Nessuno lo dichiara apertamente ma la lettera di Roberto Ciambetti, arrivata a Montecitorio una settimana fa, appare “sospetta”, con il procedimento ormai all’ultimo miglio, i pareri acquisiti e il via libera del Senato. «Che qualcuno si accorga solo ora», dopo quattro anni dal primo approdo a Palazzo Madama, che la Camera sta esaminando la proposta fa sorridere anche il presidente della commissione Di Celso che, forte del parere degli uffici, ha confermato che il procedimento è formalmente corretto. Anche chi aveva chiesto un passaggio aggravato con una legge costituzionale, ha dovuto fare marcia indietro e prendere atto di tre sentenze della Consulta (l’ultima la numero 246 del 2010) che ha definitivamente giudicato sufficiente il passaggio ordinario. Nulla, se non un voto contrario dell’aula, può ora modificare gli esiti positivi del distacco di Sappada. Neppure un nuovo voto contrario del Consiglio regionale del Veneto, necessario ma non vincolante.

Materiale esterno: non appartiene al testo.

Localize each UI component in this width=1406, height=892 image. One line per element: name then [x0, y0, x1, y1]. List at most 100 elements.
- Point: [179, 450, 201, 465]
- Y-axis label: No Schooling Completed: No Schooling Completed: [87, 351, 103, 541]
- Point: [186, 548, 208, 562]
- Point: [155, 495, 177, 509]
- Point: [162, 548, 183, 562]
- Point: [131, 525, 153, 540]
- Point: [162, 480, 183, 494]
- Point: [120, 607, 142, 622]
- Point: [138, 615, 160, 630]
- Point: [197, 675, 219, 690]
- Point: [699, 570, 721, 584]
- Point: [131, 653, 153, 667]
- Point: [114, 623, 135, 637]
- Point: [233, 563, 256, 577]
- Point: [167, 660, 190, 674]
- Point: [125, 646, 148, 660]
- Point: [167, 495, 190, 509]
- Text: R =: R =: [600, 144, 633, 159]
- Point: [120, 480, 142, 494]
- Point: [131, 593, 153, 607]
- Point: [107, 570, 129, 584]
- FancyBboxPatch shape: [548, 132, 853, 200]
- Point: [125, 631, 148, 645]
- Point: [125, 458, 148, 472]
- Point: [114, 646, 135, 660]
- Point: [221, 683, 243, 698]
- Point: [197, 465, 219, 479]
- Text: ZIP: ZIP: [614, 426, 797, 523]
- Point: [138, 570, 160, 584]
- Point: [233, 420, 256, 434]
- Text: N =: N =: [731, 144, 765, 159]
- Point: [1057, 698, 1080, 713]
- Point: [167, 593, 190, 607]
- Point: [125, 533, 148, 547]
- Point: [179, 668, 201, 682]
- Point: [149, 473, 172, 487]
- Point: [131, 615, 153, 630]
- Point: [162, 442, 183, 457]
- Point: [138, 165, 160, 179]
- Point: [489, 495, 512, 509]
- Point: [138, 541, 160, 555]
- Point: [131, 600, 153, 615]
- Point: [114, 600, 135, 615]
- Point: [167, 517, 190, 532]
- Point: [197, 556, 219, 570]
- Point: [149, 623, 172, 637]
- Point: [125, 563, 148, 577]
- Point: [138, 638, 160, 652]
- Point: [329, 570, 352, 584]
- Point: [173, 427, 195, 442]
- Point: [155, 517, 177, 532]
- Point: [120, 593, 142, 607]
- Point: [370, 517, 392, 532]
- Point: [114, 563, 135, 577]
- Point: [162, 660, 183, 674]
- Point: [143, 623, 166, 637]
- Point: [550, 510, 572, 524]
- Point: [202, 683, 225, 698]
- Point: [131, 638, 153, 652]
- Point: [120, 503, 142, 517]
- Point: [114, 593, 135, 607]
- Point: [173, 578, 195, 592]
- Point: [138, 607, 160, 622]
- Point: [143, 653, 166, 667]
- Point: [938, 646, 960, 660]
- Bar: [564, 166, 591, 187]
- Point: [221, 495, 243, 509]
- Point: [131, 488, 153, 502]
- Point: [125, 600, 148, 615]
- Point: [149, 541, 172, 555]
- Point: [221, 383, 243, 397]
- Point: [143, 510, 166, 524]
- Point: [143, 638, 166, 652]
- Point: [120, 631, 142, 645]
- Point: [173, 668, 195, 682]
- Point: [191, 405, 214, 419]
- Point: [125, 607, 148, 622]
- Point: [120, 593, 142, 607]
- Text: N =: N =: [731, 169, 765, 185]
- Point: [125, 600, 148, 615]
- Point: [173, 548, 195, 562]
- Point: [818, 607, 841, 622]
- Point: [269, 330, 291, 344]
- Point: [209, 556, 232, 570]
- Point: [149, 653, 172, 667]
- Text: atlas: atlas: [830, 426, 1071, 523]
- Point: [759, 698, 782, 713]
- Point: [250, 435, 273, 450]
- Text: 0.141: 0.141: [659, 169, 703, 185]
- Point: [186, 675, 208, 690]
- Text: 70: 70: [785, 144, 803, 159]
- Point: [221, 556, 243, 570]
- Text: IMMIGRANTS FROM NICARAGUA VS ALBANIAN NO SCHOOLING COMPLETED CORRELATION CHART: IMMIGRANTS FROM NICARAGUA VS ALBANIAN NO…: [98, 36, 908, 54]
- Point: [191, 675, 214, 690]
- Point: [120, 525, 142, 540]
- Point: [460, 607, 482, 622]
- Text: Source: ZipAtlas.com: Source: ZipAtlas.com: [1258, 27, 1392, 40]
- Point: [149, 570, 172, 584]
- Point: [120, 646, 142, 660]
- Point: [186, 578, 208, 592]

«La Camera può votare comunque a favore», ha spiegato il capogruppo del Pd, il friulano Ettore Rosato che indica come ormai chiaro l’orientamento delle forze politiche. Se gli equilibri della Commissione fossero confermati in aula, il trasloco in Friuli Venezia Giulia del Comune di Sappada non avrebbe ostacoli, visto che oltre al Pd (con l’eccezione di alcuni deputati veneti) anche il Movimento 5 Stelle dovrebbe votarlo. Rosato poi allontana il pericolo che tutto ciò possa aprire la diga del trasloco di tanti altri comuni del bellunese e non solo, che hanno già svolto il referendum per il trasloco nelle regioni confinanti del Trentino e del Friuli. «È sbagliato pensare che ci occupiamo di Sappada solo perché è più ricco di altri e non solo dal punto di vista turistico – assicura il capogruppo del Pd – semplicemente il procedimento secondo la Costituzione (referendum, pareri delle regioni e voto del Senato) è arrivato ormai alla sua conclusione».